Shaked also pointed to attempts to outlaw male circumcision in Europe, stating that many proponents of such attempts have used reasoning similar to that used to ban female genital mutilation.
The interior minister warned that if Israel were to recognize all forms of FGM as persecution, this could have "negative consequences" for Jewish communities fighting for the right to do male circumcision.
Concerning the case of the woman seeking asylum, Shaked claimed that she is old enough that statistically, it is unlikely that she would be forced to undergo genital mutilation. The interior minister also cited cases where women were allowed to refuse to be mutilated.

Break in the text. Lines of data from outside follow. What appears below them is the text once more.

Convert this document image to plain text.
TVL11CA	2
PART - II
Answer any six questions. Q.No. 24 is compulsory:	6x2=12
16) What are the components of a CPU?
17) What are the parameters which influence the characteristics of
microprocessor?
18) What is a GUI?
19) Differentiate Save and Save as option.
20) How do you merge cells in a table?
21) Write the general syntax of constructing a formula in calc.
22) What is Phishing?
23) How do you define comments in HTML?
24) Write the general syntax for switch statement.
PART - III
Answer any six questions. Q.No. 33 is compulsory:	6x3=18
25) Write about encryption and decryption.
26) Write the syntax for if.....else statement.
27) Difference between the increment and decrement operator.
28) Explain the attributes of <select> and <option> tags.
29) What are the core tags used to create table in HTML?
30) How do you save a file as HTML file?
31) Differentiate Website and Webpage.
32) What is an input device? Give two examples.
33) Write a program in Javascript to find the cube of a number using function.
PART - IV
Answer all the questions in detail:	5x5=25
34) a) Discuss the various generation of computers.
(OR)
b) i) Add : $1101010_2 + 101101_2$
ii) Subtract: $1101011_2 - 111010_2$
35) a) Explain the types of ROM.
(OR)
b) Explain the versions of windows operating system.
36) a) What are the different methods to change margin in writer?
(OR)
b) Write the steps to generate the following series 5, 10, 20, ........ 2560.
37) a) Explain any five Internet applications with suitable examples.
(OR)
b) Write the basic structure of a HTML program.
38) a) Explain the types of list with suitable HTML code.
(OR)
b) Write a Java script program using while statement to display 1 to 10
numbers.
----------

The woman seeking asylum also had children while she was in Israel and, although she argued that the children would have difficulties adjusting to life in Sierra Leone, she did not claim that they would be subjected to genital mutilation.
NGO, MK condemn Shaked's decision
The Hotline for Refugees and Migrants NGO condemned the decision on Tuesday, writing that "Shaked is proud of the fact that she decided not to grant refugee status to a woman who fears that she will be forced to undergo a women's circumcision in her homeland, and this despite the fact that the advisory committee for refugee affairs – which also consists of representatives of the Interior Ministry itself – unanimously recommended that she be granted protection in Israel."
The NGO called the move a "last round of public relations on the back of a woman who sought protection in Israel."
Hadash-Ta'al MK Ofer Cassif expressed outrage at the interior minister’s decision, writing that "Shaked's decision to deport a woman, an asylum seeker from Sierra Leone, to a place where she will not be able to resist or say no to the mutilation if her body amid a risk to her life and a loss of control over her body, is satanic, inhuman and illegal.
"The fact that Shaked based her decision on the Nation-State Law only proves how vile and monstrous the law is," he said, "and what its racist consequences are for society."